Visualizing the complexity of the layout and characteristics of your files and filesystems is critical in planning your next migration. As data and metadata exponentially grow, we need ways to quickly understand what we are moving, how long it will take, and if its integrity will be impacted along the journey. Graphs and charts are excellent at conveying complex data quickly and effectively. Wrapping your head around file relevancy or trying to make heads or tails of what storage system houses what datasets and if those datasets are still in use can bring even the most seasoned veteran to their knees because outdated legacy tools provide zero information on the state of the source system’s data landscape. Fortunately, the purpose-built tools included in DobiMigrate have been developed to tackle these and other challenges, making the process of planning and executing your migration exponentially easier.
As files fade into obscurity it is often difficult to know what is and is not important. Understanding when it’s time to put your files out to pasture (archive, tape, Amazon Glacier) becomes challenging when dealing with larger datasets. Using the reporting module in DobiMigrate, we can quickly look at files based on many attributes, one of which is the last modification time. When performing your data migration, why not better position those older files that rarely get touched to an appropriate storage tier. The below image shows files that have not been modified in over three years! Might be time for a file catharsis.

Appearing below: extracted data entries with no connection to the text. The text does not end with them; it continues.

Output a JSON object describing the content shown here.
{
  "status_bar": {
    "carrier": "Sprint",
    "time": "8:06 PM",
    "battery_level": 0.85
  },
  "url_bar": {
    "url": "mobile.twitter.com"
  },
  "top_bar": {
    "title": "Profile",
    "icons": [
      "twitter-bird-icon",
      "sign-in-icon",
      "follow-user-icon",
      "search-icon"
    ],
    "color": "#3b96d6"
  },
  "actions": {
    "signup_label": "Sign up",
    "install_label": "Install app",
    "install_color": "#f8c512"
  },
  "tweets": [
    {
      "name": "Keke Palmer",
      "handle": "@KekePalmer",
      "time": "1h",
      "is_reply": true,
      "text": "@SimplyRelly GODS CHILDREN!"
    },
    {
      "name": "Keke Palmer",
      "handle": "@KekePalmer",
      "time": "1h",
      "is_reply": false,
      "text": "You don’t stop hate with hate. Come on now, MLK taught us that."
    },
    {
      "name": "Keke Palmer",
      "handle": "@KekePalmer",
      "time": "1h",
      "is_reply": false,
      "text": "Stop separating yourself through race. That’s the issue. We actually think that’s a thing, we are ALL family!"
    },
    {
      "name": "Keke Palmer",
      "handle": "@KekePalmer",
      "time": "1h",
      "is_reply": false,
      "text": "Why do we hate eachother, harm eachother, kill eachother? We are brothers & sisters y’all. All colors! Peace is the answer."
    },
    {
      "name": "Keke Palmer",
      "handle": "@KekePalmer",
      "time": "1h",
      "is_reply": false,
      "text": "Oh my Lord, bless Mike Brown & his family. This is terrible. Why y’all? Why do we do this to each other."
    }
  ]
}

Determining file age using our DobiMigrate reporting module
A Thousand Paper Cuts
Small files (less than 128KB) in mass are often the bane of any large migration. Small files consume vastly more resources compared with a file of larger size (256KB and greater) and never truly get to fully take advantage of hitting optimum throughput of your infrastructure. Let’s take a look at why. Regardless of the size of a file there are certain truths that cannot be altered. Whenever a file is transferred over a network there is a certain amount of overhead associated with its network protocol. It is true that the time it takes for a small file to migrate is not very long compared to a large file, but one must look at the big picture to truly understand the effects small files cause on a migration. Small files never really achieve optimal throughput or even optimal speed as shown in the graph. The process repeats millions or billions of times and is ultimately far less effective than moving larger files. Let’s compare a 1KB to a 1GB. The 1KB files have to make 1 million trips before they equal 1GB of file size. The cost benefit of moving a larger file becomes quite apparent when factoring in overhead and time variables because the 1KB file never reaches optimal throughput but the 1GB file does.
Per size analytics options using our DobiMigrate reporting
Setting Better Expectations with Analytics
There is one question that is asked more times than I can count, “About how long will the migration take?” Of course, the answer is always, “It depends.” In a “perfect environment” based on all things being equal with minimal latency and consistent R/W IO performance from the source and target… and with the number of files and average file size being optimal, we could expect your migration to take x days or x hours; but, as we know, this is never the case and the “perfect environment” rarely exists when performing a migration. Things change all the time during a migration as bandwidth utilization ebbs and flows and files grow, shrink, and vanish. The change rate of your data is a living and breathing digital animal that sometimes needs to be kept on a short leash. That metaphorical leash comes in many forms such as both internal and external SLAs, user permissions, and bandwidth limitations to name a few.
DobiMigrate exceeds expectations and enables both accuracy and consistency when setting your migration goals. The more details we gather around our file data before and during a migration, the better we are positioned to create a migration plan that will meet expectations.